Add meat to oil. It will spit, so be careful, but do not reduce heat! Allow meat to brown in oil, stirring frequently, for about 4-5 minutes. Now add garlic cloves* and cook for another 2-3 minutes. Next, add onion and cook for 3 minutes (or until translucent) and, finally, add carrots. Stir mixture frequently.

When carrots just begin to become tender and a little of the color begins to fade, add salt and cumin and stir just to mix in. Next add rice and hot water and turn heat to high. Make sure water completely covers other ingredients, plus about ½ inch extra. Stir just to combine, bring to a boil and cover with vented lid (best is a glass lid). You want to not have to stir the plov (although some stoves make this impossible), but you need to know when all the liquid has cooked off – at high heat, about 10 minutes. When liquid is cooked off, add another 1/2 cup cold water, turn heat to lowest setting, cover with un-vented lid and allow to cook for another 20 minutes.

*It sounds like an awful lot of garlic, I know. But if you add whole cloves – not even cutting off the bottoms – they have a mild, slightly sweet flavor. You can always reduce the amount if you’re really garlic-sensitive, but the flavor is so mild that I don’t think it’s necessary.

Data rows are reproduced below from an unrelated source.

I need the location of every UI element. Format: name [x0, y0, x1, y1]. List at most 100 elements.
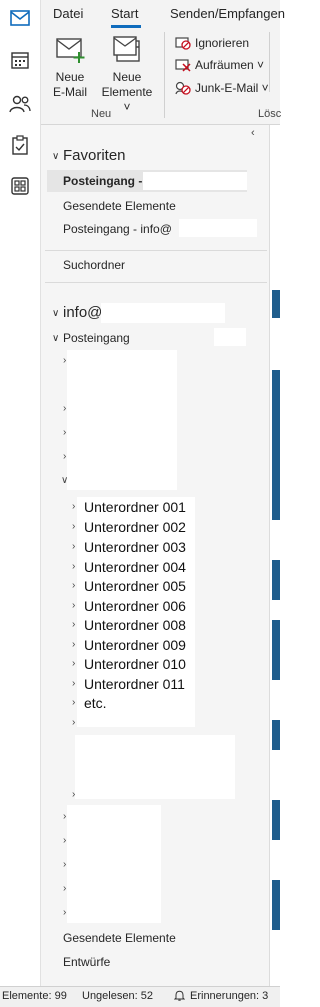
search-folders[interactable]: Suchordner: [63, 258, 125, 272]
chevron-right-icon[interactable]: ›: [63, 835, 66, 846]
unread-marker: [272, 800, 280, 840]
unread-marker: [272, 620, 280, 680]
chevron-down-icon[interactable]: ∨: [61, 475, 68, 486]
redaction: [214, 328, 246, 346]
ignore-button[interactable]: Ignorieren: [175, 36, 249, 50]
favorites-header[interactable]: Favoriten: [63, 147, 126, 164]
subfolder-item[interactable]: etc.: [84, 695, 107, 711]
favorites-inbox-label: Posteingang -: [63, 174, 143, 188]
new-items-icon: [113, 36, 140, 62]
calendar-icon[interactable]: [6, 46, 34, 74]
ignore-label: Ignorieren: [195, 36, 250, 50]
subfolder-item[interactable]: Unterordner 008: [84, 617, 186, 633]
chevron-right-icon[interactable]: ›: [72, 697, 75, 708]
unread-marker: [272, 290, 280, 318]
redaction: [143, 172, 247, 190]
chevron-right-icon[interactable]: ›: [72, 501, 75, 512]
chevron-right-icon[interactable]: ›: [63, 811, 66, 822]
chevron-down-icon[interactable]: ∨: [52, 151, 59, 162]
group-separator: [269, 32, 270, 92]
subfolder-item[interactable]: Unterordner 004: [84, 559, 186, 575]
cleanup-label: Aufräumen ˅: [195, 58, 265, 72]
ignore-icon: [175, 37, 191, 50]
redaction: [179, 219, 257, 237]
divider: [45, 282, 267, 283]
active-tab-indicator: [111, 25, 141, 28]
group-separator: [164, 32, 165, 118]
favorites-inbox-info[interactable]: Posteingang - info@: [63, 222, 172, 236]
divider: [45, 250, 267, 251]
favorites-sent[interactable]: Gesendete Elemente: [63, 199, 176, 213]
chevron-right-icon[interactable]: ›: [72, 658, 75, 669]
status-bar: Elemente: 99 Ungelesen: 52 Erinnerungen:…: [0, 986, 280, 1007]
chevron-right-icon[interactable]: ›: [72, 541, 75, 552]
account-drafts[interactable]: Entwürfe: [63, 955, 110, 969]
tab-start[interactable]: Start: [111, 6, 138, 21]
subfolder-item[interactable]: Unterordner 003: [84, 539, 186, 555]
chevron-right-icon[interactable]: ›: [63, 907, 66, 918]
chevron-down-icon[interactable]: ∨: [52, 333, 59, 344]
cleanup-button[interactable]: Aufräumen ˅: [175, 58, 264, 72]
redaction: [67, 350, 177, 490]
redaction: [67, 805, 161, 923]
subfolder-item[interactable]: Unterordner 001: [84, 499, 186, 515]
junk-button[interactable]: Junk-E-Mail ˅: [175, 81, 269, 95]
chevron-right-icon[interactable]: ›: [72, 600, 75, 611]
account-sent[interactable]: Gesendete Elemente: [63, 931, 176, 945]
chevron-right-icon[interactable]: ›: [72, 619, 75, 630]
chevron-right-icon[interactable]: ›: [63, 883, 66, 894]
status-items: Elemente: 99: [2, 990, 67, 1002]
people-icon[interactable]: [6, 90, 34, 118]
subfolder-item[interactable]: Unterordner 002: [84, 519, 186, 535]
unread-marker: [272, 560, 280, 600]
status-unread: Ungelesen: 52: [82, 990, 153, 1002]
chevron-right-icon[interactable]: ›: [63, 427, 66, 438]
cleanup-icon: [175, 59, 191, 72]
chevron-right-icon[interactable]: ›: [72, 561, 75, 572]
favorites-inbox-selected[interactable]: Posteingang -: [47, 170, 247, 192]
junk-label: Junk-E-Mail ˅: [195, 81, 269, 95]
new-email-label-2: E-Mail: [52, 85, 87, 99]
chevron-right-icon[interactable]: ›: [63, 403, 66, 414]
tab-send-receive[interactable]: Senden/Empfangen: [170, 6, 285, 21]
folder-pane: ‹ ∨ Favoriten Posteingang - Gesendete El…: [41, 125, 269, 986]
redaction: [101, 303, 225, 323]
message-list-edge: [269, 125, 281, 986]
unread-marker: [272, 720, 280, 750]
chevron-right-icon[interactable]: ›: [72, 521, 75, 532]
subfolder-item[interactable]: Unterordner 010: [84, 656, 186, 672]
redaction: [75, 735, 235, 799]
junk-icon: [175, 81, 191, 95]
unread-marker: [272, 370, 280, 520]
chevron-right-icon[interactable]: ›: [63, 859, 66, 870]
new-items-label-1: Neue: [112, 70, 142, 84]
chevron-right-icon[interactable]: ›: [72, 789, 75, 800]
subfolder-item[interactable]: Unterordner 006: [84, 598, 186, 614]
chevron-right-icon[interactable]: ›: [72, 717, 75, 728]
chevron-right-icon[interactable]: ›: [63, 355, 66, 366]
chevron-right-icon[interactable]: ›: [72, 580, 75, 591]
new-email-button[interactable]: Neue E-Mail: [45, 36, 95, 100]
new-email-label-1: Neue: [55, 70, 85, 84]
mail-icon[interactable]: [6, 4, 34, 32]
new-items-button[interactable]: Neue Elemente ˅: [99, 36, 155, 115]
subfolder-item[interactable]: Unterordner 009: [84, 637, 186, 653]
chevron-down-icon[interactable]: ∨: [52, 308, 59, 319]
subfolder-item[interactable]: Unterordner 011: [84, 676, 185, 692]
chevron-right-icon[interactable]: ›: [72, 678, 75, 689]
chevron-right-icon[interactable]: ›: [63, 451, 66, 462]
account-inbox[interactable]: Posteingang: [63, 331, 130, 345]
apps-icon[interactable]: [6, 172, 34, 200]
group-new-label: Neu: [91, 108, 112, 120]
status-reminders[interactable]: Erinnerungen: 3: [190, 990, 268, 1002]
ribbon: Datei Start Senden/Empfangen Neue E-Mail…: [41, 0, 285, 125]
group-delete-label: Lösc: [258, 108, 282, 120]
tasks-icon[interactable]: [6, 131, 34, 159]
unread-marker: [272, 880, 280, 930]
account-header[interactable]: info@: [63, 304, 102, 321]
chevron-right-icon[interactable]: ›: [72, 639, 75, 650]
app-bar: [0, 0, 41, 986]
subfolder-item[interactable]: Unterordner 005: [84, 578, 186, 594]
collapse-pane-icon[interactable]: ‹: [251, 127, 255, 139]
tab-file[interactable]: Datei: [53, 6, 83, 21]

Gabe’s Family Hummous Recipe

Gabe’s grampa smuggled this recipe into the U.S. from Syria via Cuba back in the day.

1 19oz can of chick peas, or two of the smaller European-sized cans of chick peas (a.k.a. garbanzo beans, a.k.a. ceci beans, a.k.a. Kichererbsen
One Teaspoon of salt
Three tablespoons of Sesame Tahini (Ground Sesame Seeds in Olive Oil)
Four or five cloves of peeled garlic (you can use fresh garlic or minced in a jar)
Five tablespoons of Lemon Juice

1. Drain the chick peas and save the juice.
2. Dump everything else into the blender
3. Start blending and slowly add chick pea juice until you get the viscosity you like (we used about half of the juice we drained).

Note: we used 3 heaping teaspoons of minced garlic in our batch and it was strong enough for us.

[c76phlickr id=6534028681]We had some leftover minced parsley and threw that on there with a little olive oil and a dusting of Spanish pimentón (smoked paprika).